Visual Attention applied to Object Recognition

Eye-tracking and attention visualization for object recognition

Comparing CNN attention with human eye-tracking.

CNNTensorflowKerasEye-tracking

Project description

The aim of the project is to compare how Convolutional Neural Networks and Humans see the world by comparing where computer and human pay attention to during an object recognition task.

Overview

Due to the rise of Visual Attention mechanisms in machine learning it is now possible to model the cognitive process of paying attention in a computer. For a Cognitive Science course project we decided to see if the computer will choose to look at the same thing as a human does to recognize objects of 10 categories and if human eye-tracking data can be used to speed up the process of training the machine learning algorithm.

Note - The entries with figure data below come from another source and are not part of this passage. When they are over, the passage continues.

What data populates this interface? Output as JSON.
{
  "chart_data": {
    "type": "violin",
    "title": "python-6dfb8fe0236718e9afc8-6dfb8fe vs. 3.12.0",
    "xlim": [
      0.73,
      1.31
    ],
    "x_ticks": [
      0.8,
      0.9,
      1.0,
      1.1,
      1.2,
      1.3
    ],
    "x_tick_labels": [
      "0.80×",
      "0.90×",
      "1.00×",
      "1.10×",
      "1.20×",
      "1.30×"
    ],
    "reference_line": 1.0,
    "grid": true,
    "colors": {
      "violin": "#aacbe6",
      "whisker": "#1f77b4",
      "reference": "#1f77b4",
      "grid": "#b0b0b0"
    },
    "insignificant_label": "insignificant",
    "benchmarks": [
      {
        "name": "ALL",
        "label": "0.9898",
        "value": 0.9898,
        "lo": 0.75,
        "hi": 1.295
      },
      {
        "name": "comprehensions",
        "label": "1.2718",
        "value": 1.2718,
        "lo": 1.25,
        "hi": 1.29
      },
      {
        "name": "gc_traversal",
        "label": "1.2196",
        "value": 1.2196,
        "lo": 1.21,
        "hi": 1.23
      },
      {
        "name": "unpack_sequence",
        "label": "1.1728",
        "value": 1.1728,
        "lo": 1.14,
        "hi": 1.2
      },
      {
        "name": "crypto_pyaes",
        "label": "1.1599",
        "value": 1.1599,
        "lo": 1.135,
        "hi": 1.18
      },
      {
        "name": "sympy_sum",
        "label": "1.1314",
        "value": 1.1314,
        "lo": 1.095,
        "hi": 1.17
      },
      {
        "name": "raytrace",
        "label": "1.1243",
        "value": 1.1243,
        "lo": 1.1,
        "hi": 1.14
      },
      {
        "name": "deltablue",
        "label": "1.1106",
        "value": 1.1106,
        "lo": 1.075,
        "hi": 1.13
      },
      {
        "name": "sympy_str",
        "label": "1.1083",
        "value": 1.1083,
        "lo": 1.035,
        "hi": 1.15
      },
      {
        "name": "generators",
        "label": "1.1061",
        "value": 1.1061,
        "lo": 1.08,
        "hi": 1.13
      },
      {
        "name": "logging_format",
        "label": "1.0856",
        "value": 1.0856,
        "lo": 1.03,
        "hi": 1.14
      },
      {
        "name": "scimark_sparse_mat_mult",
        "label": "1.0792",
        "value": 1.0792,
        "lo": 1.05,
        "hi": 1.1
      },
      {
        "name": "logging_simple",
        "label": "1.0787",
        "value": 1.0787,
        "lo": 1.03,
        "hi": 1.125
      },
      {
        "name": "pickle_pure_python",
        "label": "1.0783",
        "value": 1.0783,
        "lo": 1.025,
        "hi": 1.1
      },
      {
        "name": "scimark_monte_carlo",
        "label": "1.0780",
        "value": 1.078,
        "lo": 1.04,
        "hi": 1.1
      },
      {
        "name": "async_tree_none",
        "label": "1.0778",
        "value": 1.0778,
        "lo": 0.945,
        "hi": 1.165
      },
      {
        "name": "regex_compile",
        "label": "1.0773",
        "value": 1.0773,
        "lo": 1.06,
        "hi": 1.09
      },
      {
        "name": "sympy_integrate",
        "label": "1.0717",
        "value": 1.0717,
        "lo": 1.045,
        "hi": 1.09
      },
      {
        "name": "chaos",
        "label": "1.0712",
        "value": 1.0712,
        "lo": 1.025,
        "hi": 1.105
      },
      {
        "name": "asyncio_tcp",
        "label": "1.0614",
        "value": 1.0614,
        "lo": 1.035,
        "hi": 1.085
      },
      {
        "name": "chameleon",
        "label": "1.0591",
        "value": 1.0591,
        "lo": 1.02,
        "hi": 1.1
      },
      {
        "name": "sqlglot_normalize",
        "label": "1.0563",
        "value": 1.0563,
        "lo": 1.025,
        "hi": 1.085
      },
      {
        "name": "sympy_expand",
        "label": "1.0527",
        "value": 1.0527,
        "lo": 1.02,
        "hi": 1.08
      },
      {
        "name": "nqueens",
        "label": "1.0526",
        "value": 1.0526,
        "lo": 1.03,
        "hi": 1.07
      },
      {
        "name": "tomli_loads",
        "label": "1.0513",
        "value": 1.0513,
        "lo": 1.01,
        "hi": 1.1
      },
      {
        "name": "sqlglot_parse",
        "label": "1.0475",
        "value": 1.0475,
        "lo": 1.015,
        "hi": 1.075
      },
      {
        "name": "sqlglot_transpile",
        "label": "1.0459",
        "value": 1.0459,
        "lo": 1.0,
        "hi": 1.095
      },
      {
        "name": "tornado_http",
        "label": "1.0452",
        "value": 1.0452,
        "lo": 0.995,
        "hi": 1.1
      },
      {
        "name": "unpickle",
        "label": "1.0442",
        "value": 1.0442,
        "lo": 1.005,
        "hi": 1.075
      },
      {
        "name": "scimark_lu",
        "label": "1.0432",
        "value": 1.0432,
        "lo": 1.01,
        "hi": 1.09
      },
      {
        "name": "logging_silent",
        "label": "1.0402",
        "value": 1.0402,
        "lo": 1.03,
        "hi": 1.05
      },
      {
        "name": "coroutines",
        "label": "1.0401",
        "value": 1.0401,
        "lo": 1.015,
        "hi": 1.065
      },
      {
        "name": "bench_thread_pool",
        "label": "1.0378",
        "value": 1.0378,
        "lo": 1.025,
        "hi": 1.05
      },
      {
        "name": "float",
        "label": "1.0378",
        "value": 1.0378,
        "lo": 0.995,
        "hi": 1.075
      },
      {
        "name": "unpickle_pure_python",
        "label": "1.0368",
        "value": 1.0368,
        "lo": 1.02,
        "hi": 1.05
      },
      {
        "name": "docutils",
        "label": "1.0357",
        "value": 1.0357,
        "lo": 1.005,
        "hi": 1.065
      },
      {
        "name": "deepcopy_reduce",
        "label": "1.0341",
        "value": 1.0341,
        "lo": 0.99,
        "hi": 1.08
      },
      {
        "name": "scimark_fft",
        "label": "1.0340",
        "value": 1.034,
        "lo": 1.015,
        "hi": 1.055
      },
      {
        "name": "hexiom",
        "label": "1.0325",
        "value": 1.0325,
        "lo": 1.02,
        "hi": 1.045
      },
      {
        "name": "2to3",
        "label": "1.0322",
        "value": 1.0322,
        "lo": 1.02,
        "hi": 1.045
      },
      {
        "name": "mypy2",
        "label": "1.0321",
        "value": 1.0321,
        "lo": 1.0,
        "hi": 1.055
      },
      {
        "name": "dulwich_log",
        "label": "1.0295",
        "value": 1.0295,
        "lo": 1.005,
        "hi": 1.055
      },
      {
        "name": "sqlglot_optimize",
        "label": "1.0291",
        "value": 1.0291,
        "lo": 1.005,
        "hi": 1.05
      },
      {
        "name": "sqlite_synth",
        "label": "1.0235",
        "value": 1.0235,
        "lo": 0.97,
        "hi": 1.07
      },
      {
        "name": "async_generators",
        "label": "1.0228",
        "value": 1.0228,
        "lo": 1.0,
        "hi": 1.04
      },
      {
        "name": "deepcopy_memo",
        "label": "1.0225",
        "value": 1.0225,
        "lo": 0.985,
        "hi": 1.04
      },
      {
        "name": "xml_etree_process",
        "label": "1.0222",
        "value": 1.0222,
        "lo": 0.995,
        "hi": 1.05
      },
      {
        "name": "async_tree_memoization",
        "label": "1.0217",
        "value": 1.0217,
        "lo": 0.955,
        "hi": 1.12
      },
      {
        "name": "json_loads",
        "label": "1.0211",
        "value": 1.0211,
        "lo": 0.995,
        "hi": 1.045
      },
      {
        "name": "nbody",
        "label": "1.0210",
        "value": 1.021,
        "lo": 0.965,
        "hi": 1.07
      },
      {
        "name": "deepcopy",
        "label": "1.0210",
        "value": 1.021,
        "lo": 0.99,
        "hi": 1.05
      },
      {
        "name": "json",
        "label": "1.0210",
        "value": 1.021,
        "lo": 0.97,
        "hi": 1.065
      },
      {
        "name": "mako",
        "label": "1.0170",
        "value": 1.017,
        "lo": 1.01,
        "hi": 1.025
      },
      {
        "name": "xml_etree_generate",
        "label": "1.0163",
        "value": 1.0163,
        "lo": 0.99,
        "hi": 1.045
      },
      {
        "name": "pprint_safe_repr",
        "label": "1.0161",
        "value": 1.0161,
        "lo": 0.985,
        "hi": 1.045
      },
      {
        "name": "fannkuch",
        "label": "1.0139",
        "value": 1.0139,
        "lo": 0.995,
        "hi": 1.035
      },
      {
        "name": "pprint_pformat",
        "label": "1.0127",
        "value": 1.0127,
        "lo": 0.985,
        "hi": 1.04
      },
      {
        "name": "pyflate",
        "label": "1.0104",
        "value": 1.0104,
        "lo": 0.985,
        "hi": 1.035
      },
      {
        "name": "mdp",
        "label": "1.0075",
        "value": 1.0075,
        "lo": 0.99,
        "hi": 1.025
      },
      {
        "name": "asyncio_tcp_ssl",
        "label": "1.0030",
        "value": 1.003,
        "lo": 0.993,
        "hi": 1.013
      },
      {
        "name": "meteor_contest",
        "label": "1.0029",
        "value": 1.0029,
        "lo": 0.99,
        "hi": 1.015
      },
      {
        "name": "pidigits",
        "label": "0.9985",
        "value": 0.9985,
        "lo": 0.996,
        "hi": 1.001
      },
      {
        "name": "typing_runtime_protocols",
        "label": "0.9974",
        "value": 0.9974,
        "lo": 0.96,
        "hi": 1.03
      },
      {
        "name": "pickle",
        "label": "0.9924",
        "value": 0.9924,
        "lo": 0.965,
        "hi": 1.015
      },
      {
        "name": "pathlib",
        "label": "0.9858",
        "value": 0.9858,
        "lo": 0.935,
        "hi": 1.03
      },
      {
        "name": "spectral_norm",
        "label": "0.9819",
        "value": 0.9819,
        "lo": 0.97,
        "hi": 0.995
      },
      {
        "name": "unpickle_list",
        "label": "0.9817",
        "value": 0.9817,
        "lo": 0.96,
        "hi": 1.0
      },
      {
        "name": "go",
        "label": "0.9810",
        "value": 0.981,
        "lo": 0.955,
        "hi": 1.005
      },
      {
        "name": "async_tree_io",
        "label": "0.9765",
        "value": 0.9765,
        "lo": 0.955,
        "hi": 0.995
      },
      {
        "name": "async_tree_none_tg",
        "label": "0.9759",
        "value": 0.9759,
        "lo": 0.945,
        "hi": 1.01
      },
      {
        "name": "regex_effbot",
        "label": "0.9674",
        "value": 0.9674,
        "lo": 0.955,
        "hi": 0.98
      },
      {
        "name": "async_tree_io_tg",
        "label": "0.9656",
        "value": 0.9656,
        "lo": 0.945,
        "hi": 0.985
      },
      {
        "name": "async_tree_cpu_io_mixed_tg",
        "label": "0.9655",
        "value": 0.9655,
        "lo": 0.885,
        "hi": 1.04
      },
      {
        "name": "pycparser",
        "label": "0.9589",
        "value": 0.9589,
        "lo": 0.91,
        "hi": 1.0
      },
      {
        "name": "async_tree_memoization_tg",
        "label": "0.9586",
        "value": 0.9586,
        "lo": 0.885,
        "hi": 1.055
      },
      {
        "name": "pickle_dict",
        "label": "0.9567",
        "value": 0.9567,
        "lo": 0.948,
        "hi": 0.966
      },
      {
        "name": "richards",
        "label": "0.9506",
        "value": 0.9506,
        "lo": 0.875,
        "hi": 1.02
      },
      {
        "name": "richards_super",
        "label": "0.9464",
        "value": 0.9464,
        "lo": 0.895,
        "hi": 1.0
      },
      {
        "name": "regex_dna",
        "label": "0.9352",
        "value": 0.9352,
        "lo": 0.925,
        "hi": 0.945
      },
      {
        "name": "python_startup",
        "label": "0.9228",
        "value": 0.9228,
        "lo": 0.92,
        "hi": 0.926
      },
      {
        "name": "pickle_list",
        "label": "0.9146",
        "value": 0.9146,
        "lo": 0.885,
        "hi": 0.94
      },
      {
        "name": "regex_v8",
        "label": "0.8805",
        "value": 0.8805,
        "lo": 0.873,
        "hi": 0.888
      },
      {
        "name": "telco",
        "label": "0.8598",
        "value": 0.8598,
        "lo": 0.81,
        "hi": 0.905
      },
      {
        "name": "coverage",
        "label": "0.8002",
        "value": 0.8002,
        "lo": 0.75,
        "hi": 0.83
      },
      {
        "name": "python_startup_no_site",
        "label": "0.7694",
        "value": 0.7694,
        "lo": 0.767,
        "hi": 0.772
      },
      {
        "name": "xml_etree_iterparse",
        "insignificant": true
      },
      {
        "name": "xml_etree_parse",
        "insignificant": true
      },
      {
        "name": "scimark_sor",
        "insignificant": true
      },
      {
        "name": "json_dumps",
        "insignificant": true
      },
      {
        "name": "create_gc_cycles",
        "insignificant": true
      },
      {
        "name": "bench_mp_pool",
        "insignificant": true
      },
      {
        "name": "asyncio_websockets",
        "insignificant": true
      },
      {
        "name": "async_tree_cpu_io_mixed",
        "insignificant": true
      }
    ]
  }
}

The project is part of a Cognitive Science course at the University of Copenhagen.

Technical Details

We use the POET dataset that provides eye-tracking data from multiple annotators that classified over 6 thousand images into 10 categories.

Eye tracking heatmaps — Source: http://calvin.inf.ed.ac.uk/datasets/poet-dataset/

The project is divided into multiple parts that explore different training environments and relationships between the machine and the human attention:

Standard CNN trained with a global pooling layer on top to gain spatially-dependent class activations (reference).
CNN with attention (reference).
Using eye-tracking data to improve machine learning.

Results

The final report can be found here. My work can be found under sections about developing the attention visualization based on gradient theory and comparing CAM, soft attention and human attention.

My contribution

I came up with the idea for the project and devised the approach. I proposed a novel approach to visualizing human attention from eye-tracking data using gradient theory.

I developed a soft attention model in Tensorflow and extended an open-source CAM model. I visualized both attention mechanisms and compared them to human attention using PCC.